Düşünüyorsan Biraz Öte Git
Müslüman toplumların modernleşme sürecinden yenilgi ile çıkmış olmaları onları duygularının düşüncelerinin önüne geçmesini sonuçlamıştır. Bu, yenilginin oluşturduğu psikolojik hissediş ile ilintili olduğu kadar duyguların açtığı yolda görünür olmanın kolaycılığıyla da bağlantılıdır. Bunu bir anlamda duygulanmaktan düşünmeye fırsat kalmıyor şeklinde de ifade edebiliriz.
Modernleşme sürecinde bilhassa sosyolojik yaklaşımlarda Doğu ve Batı toplumları arasında yapılan karşılaştırmalara sıklıkla rastlarız.
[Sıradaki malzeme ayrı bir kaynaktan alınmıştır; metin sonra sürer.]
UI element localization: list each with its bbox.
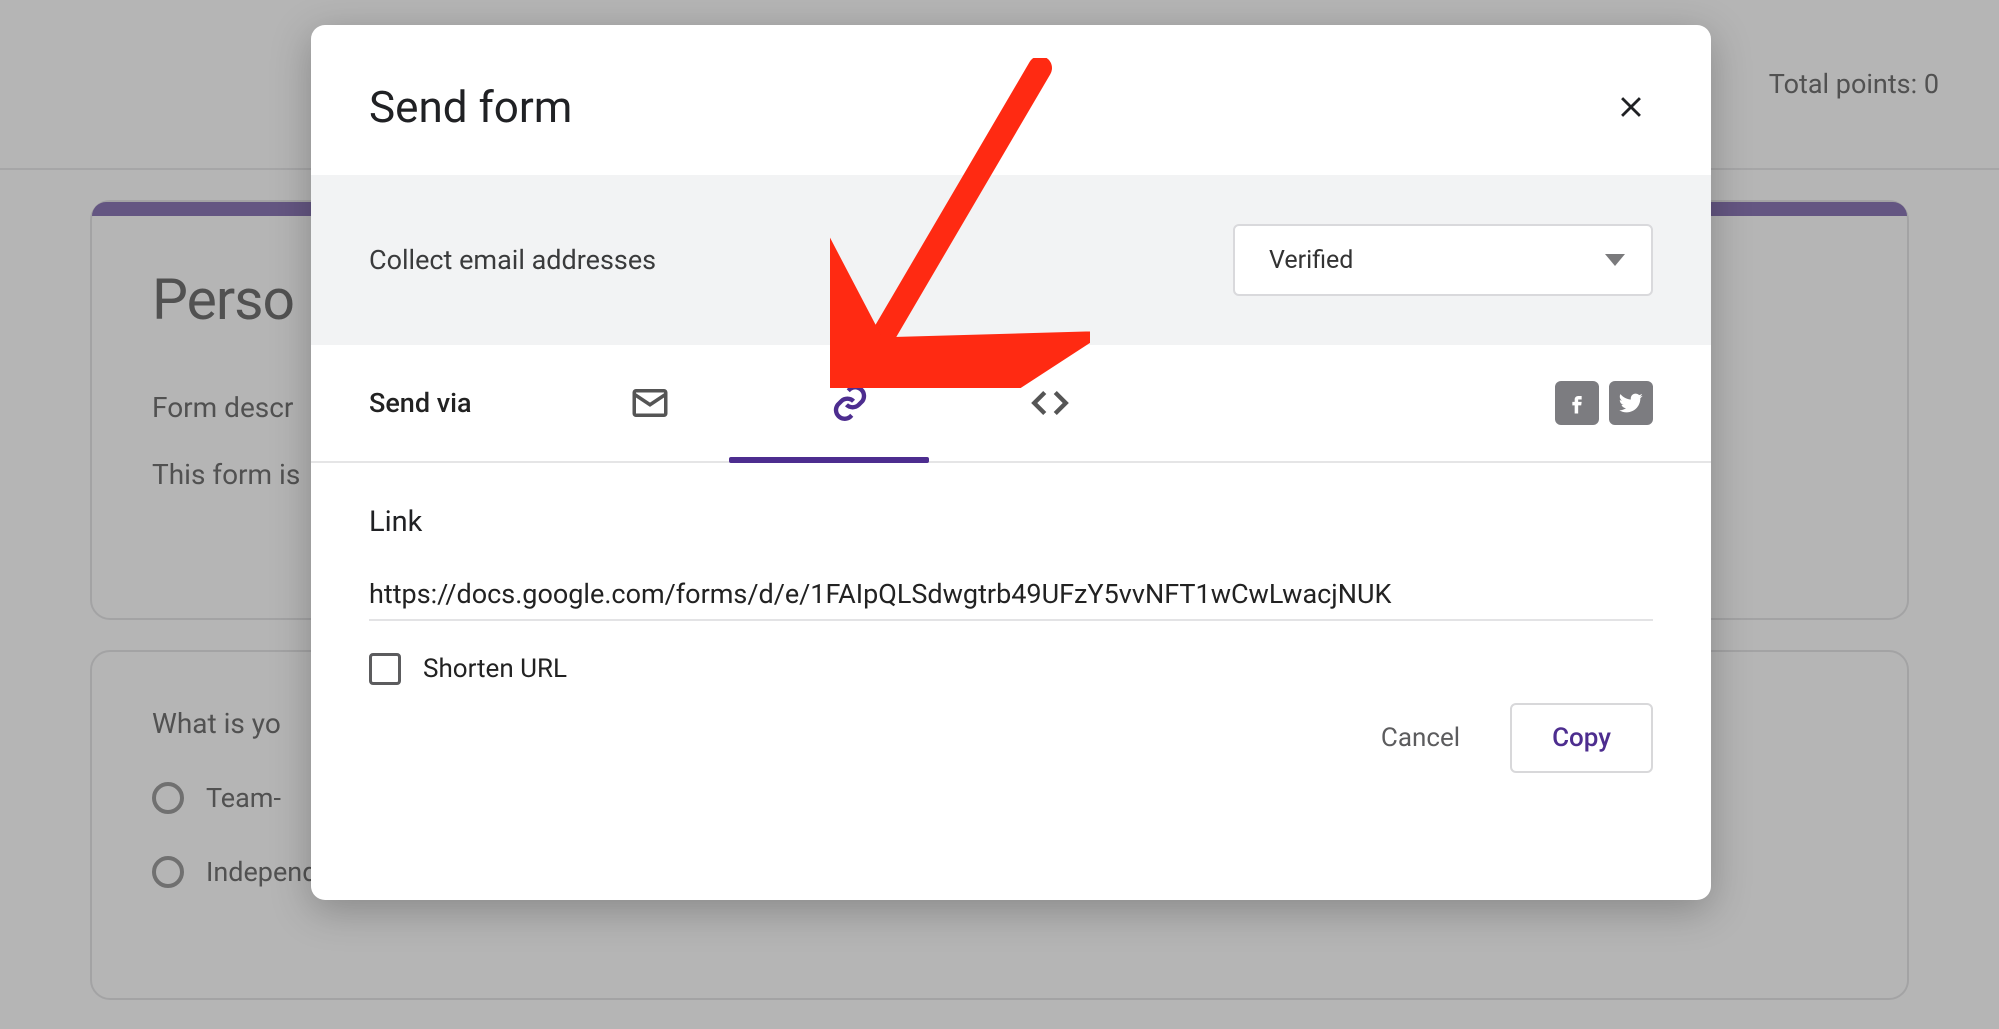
share-twitter-button[interactable]: [1609, 381, 1653, 425]
collect-emails-select[interactable]: Verified: [1233, 224, 1653, 296]
copy-button[interactable]: Copy: [1510, 703, 1653, 773]
shorten-url-label: Shorten URL: [423, 654, 567, 684]
tab-email[interactable]: [550, 344, 750, 462]
close-button[interactable]: [1609, 85, 1653, 129]
chevron-down-icon: [1605, 254, 1625, 266]
select-value: Verified: [1269, 246, 1353, 275]
active-tab-underline: [729, 457, 929, 463]
mail-icon: [629, 382, 671, 424]
send-via-tabs: Send via: [311, 345, 1711, 463]
link-url-field[interactable]: https://docs.google.com/forms/d/e/1FAIpQ…: [369, 569, 1653, 621]
send-form-dialog: Send form Collect email addresses Verifi…: [311, 25, 1711, 900]
send-via-label: Send via: [369, 387, 472, 419]
close-icon: [1614, 90, 1648, 124]
collect-emails-label: Collect email addresses: [369, 244, 656, 276]
twitter-icon: [1617, 389, 1645, 417]
link-icon: [829, 382, 871, 424]
embed-icon: [1029, 382, 1071, 424]
collect-emails-row: Collect email addresses Verified: [311, 175, 1711, 345]
tab-link[interactable]: [750, 344, 950, 462]
dialog-title: Send form: [369, 81, 572, 133]
cancel-button[interactable]: Cancel: [1361, 705, 1480, 771]
link-heading: Link: [369, 505, 1653, 539]
share-facebook-button[interactable]: [1555, 381, 1599, 425]
shorten-url-checkbox[interactable]: [369, 653, 401, 685]
tab-embed[interactable]: [950, 344, 1150, 462]
facebook-icon: [1563, 389, 1591, 417]
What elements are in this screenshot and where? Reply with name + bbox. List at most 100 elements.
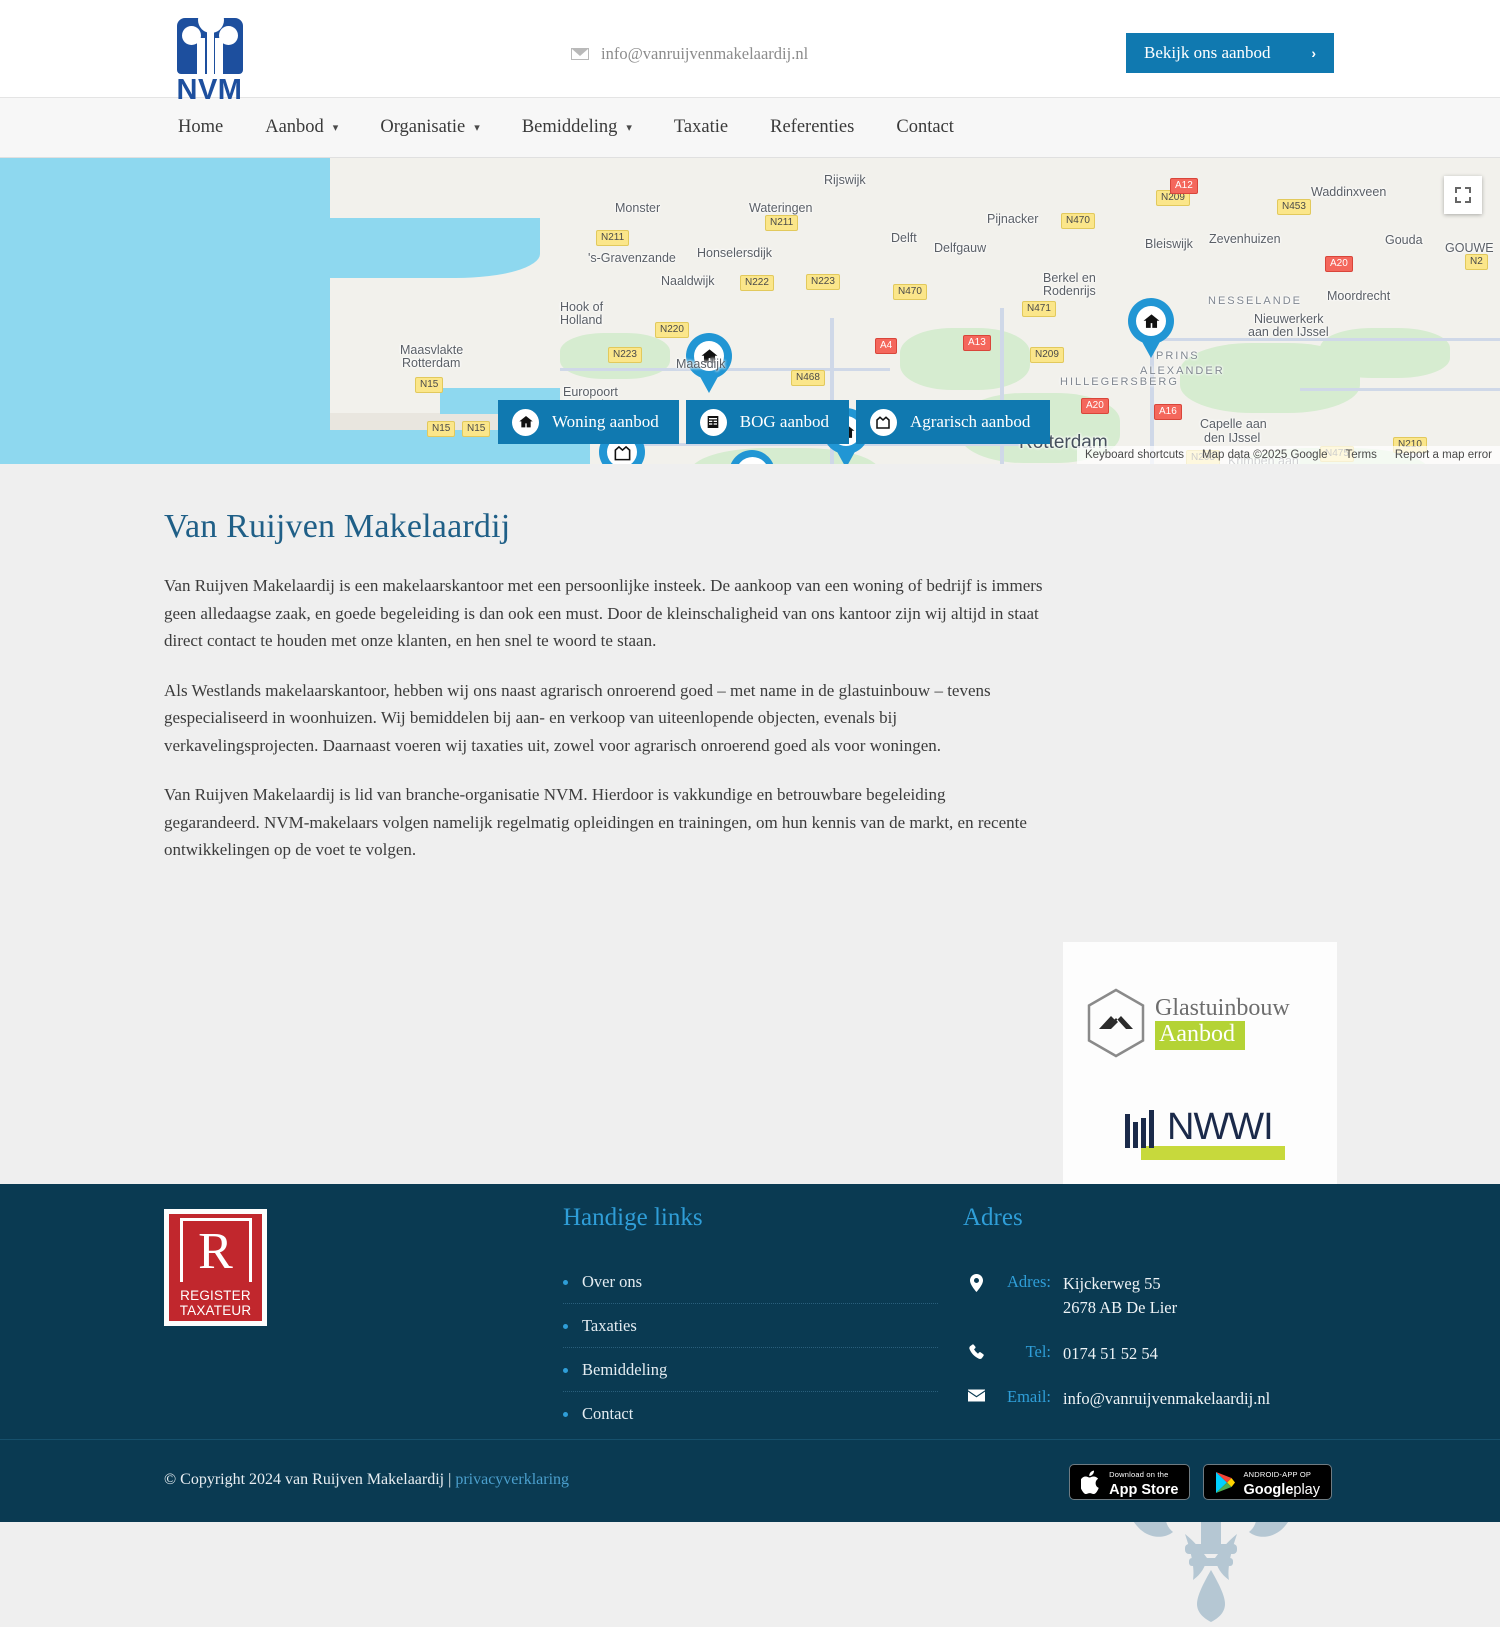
footer-address-key: Email:	[989, 1387, 1063, 1407]
footer-link-row[interactable]: Contact	[563, 1404, 938, 1435]
footer-link-over-ons[interactable]: Over ons	[582, 1272, 642, 1292]
map-place-label: Honselersdijk	[697, 246, 772, 260]
nav-item-home[interactable]: Home	[178, 117, 223, 138]
privacy-link[interactable]: privacyverklaring	[455, 1471, 569, 1488]
map-place-label: HILLEGERSBERG	[1060, 376, 1179, 388]
keyboard-shortcuts-link[interactable]: Keyboard shortcuts	[1085, 449, 1184, 461]
app-store-big-label: App Store	[1109, 1482, 1178, 1498]
map-place-label: Zevenhuizen	[1209, 232, 1281, 246]
nav-item-organisatie[interactable]: Organisatie ▾	[380, 117, 479, 138]
chevron-down-icon: ▾	[474, 121, 480, 134]
map-green	[1320, 328, 1450, 378]
footer-address-value: Kijckerweg 552678 AB De Lier	[1063, 1272, 1177, 1320]
location-pin-icon	[963, 1272, 989, 1292]
map-place-label: Europoort	[563, 385, 618, 399]
copyright-text: © Copyright 2024 van Ruijven Makelaardij…	[164, 1471, 569, 1489]
map-water-inlet	[330, 218, 540, 278]
map-place-label: ALEXANDER	[1140, 365, 1225, 377]
view-offerings-button[interactable]: Bekijk ons aanbod ›	[1126, 33, 1334, 73]
bog-aanbod-label: BOG aanbod	[740, 412, 829, 432]
footer-link-row[interactable]: Over ons	[563, 1272, 938, 1304]
map-pin-woning-4[interactable]	[1128, 298, 1174, 358]
google-play-badge[interactable]: ANDROID-APP OP Googleplay	[1203, 1464, 1332, 1500]
terms-link[interactable]: Terms	[1346, 449, 1377, 461]
app-store-badge[interactable]: Download on the App Store	[1069, 1464, 1190, 1500]
register-taxateur-line2: TAXATEUR	[180, 1303, 252, 1318]
site-footer: R REGISTER TAXATEUR Handige links Over o…	[0, 1184, 1500, 1439]
map-region[interactable]: 23 + − Google Keyboard shortcuts Map dat…	[0, 158, 1500, 464]
nav-item-referenties[interactable]: Referenties	[770, 117, 854, 138]
nav-item-contact[interactable]: Contact	[896, 117, 954, 138]
footer-link-row[interactable]: Taxaties	[563, 1316, 938, 1348]
footer-address-row: Tel:0174 51 52 54	[963, 1342, 1383, 1366]
body-paragraph-3: Van Ruijven Makelaardij is lid van branc…	[164, 781, 1044, 864]
map-road-badge: N222	[740, 275, 774, 291]
map-road	[1300, 388, 1500, 391]
woning-aanbod-button[interactable]: Woning aanbod	[498, 400, 679, 444]
chevron-down-icon: ▾	[626, 121, 632, 134]
nav-item-bemiddeling[interactable]: Bemiddeling ▾	[522, 117, 632, 138]
header-email-text: info@vanruijvenmakelaardij.nl	[601, 44, 808, 64]
nav-item-taxatie[interactable]: Taxatie	[674, 117, 728, 138]
footer-address-value: 0174 51 52 54	[1063, 1342, 1158, 1366]
map-place-label: Pijnacker	[987, 212, 1038, 226]
nav-item-label: Taxatie	[674, 117, 728, 138]
google-play-small-label: ANDROID-APP OP	[1243, 1470, 1311, 1479]
map-place-label: Rotterdam	[402, 356, 460, 370]
map-place-label: Capelle aan	[1200, 417, 1267, 431]
map-road-badge: N15	[427, 421, 455, 437]
bog-aanbod-button[interactable]: BOG aanbod	[686, 400, 849, 444]
header-email[interactable]: info@vanruijvenmakelaardij.nl	[571, 44, 808, 64]
glastuinbouw-aanbod-logo[interactable]: Glastuinbouw Aanbod	[1085, 984, 1325, 1062]
nav-item-label: Organisatie	[380, 117, 465, 138]
nav-item-label: Bemiddeling	[522, 117, 618, 138]
map-place-label: 's-Gravenzande	[588, 251, 676, 265]
map-place-label: PRINS	[1156, 350, 1200, 362]
nav-item-aanbod[interactable]: Aanbod▾	[265, 117, 338, 138]
footer-link-bemiddeling[interactable]: Bemiddeling	[582, 1360, 667, 1380]
map-cluster-count: 23	[736, 457, 769, 465]
agrarisch-aanbod-label: Agrarisch aanbod	[910, 412, 1030, 432]
register-taxateur-letter: R	[180, 1218, 252, 1282]
view-offerings-label: Bekijk ons aanbod	[1144, 43, 1311, 63]
map-road-badge: N471	[1022, 301, 1056, 317]
main-navigation: Home Aanbod▾ Organisatie ▾ Bemiddeling ▾ Taxat…	[0, 97, 1500, 158]
map-road-badge: A16	[1154, 404, 1182, 420]
house-icon	[512, 409, 539, 436]
nav-item-label: Home	[178, 117, 223, 138]
map-place-label: Monster	[615, 201, 660, 215]
nav-item-label: Contact	[896, 117, 954, 138]
agrarisch-aanbod-button[interactable]: Agrarisch aanbod	[856, 400, 1050, 444]
footer-link-contact[interactable]: Contact	[582, 1404, 633, 1424]
nvm-logo[interactable]: NVM	[172, 10, 247, 98]
map-road-badge: A13	[963, 335, 991, 351]
chevron-right-icon: ›	[1311, 45, 1316, 61]
register-taxateur-line1: REGISTER	[180, 1288, 252, 1303]
footer-address-value[interactable]: info@vanruijvenmakelaardij.nl	[1063, 1387, 1270, 1411]
footer-link-row[interactable]: Bemiddeling	[563, 1360, 938, 1392]
map-road-badge: N211	[765, 215, 798, 231]
register-taxateur-logo[interactable]: R REGISTER TAXATEUR	[164, 1209, 267, 1326]
map-road-badge: N470	[1061, 213, 1095, 229]
report-map-error-link[interactable]: Report a map error	[1395, 449, 1492, 461]
footer-address-column: Adres Adres:Kijckerweg 552678 AB De Lier…	[963, 1204, 1383, 1433]
bullet-icon	[563, 1412, 568, 1417]
map-place-label: Bleiswijk	[1145, 237, 1193, 251]
map-place-label: Maasdijk	[676, 357, 725, 371]
nwwi-logo[interactable]: NWWI	[1125, 1108, 1285, 1163]
map-place-label: Delft	[891, 231, 917, 245]
footer-address-heading: Adres	[963, 1204, 1383, 1232]
bullet-icon	[563, 1280, 568, 1285]
map-road-badge: A20	[1325, 256, 1353, 272]
fullscreen-icon	[1455, 187, 1471, 203]
map-place-label: NESSELANDE	[1208, 295, 1302, 307]
page-title: Van Ruijven Makelaardij	[164, 508, 1044, 546]
map-place-label: aan den IJssel	[1248, 325, 1329, 339]
footer-link-taxaties[interactable]: Taxaties	[582, 1316, 637, 1336]
map-fullscreen-button[interactable]	[1444, 176, 1482, 214]
chevron-down-icon: ▾	[333, 121, 339, 134]
map-place-label: den IJssel	[1204, 431, 1260, 445]
map-road-badge: N209	[1030, 347, 1064, 363]
main-content-area: Van Ruijven Makelaardij Van Ruijven Make…	[0, 464, 1500, 1184]
footer-links-heading: Handige links	[563, 1204, 938, 1232]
Bu karşılaştırmalarda Batılıların rasyonelliğine karşın Doğu toplumlarının irrasyonel tavırları dile getirilir. Neredeyse bu nitelikler Batı ve doğunun genetik özellikleri olarak verilmektedir. Aslında daha da ötede erken antropolojik çalışmalarda izlenebileceği üzere Batı dışı toplumların tümü (The Rest) “geri”likle bağlantılı duygusallık çerçevesinde tanımlanırlar. Zaten sosyoloji bilimi de comte gibi ilk sosyologlar tarafından “ilerleme”nin bir bilimi olarak işler.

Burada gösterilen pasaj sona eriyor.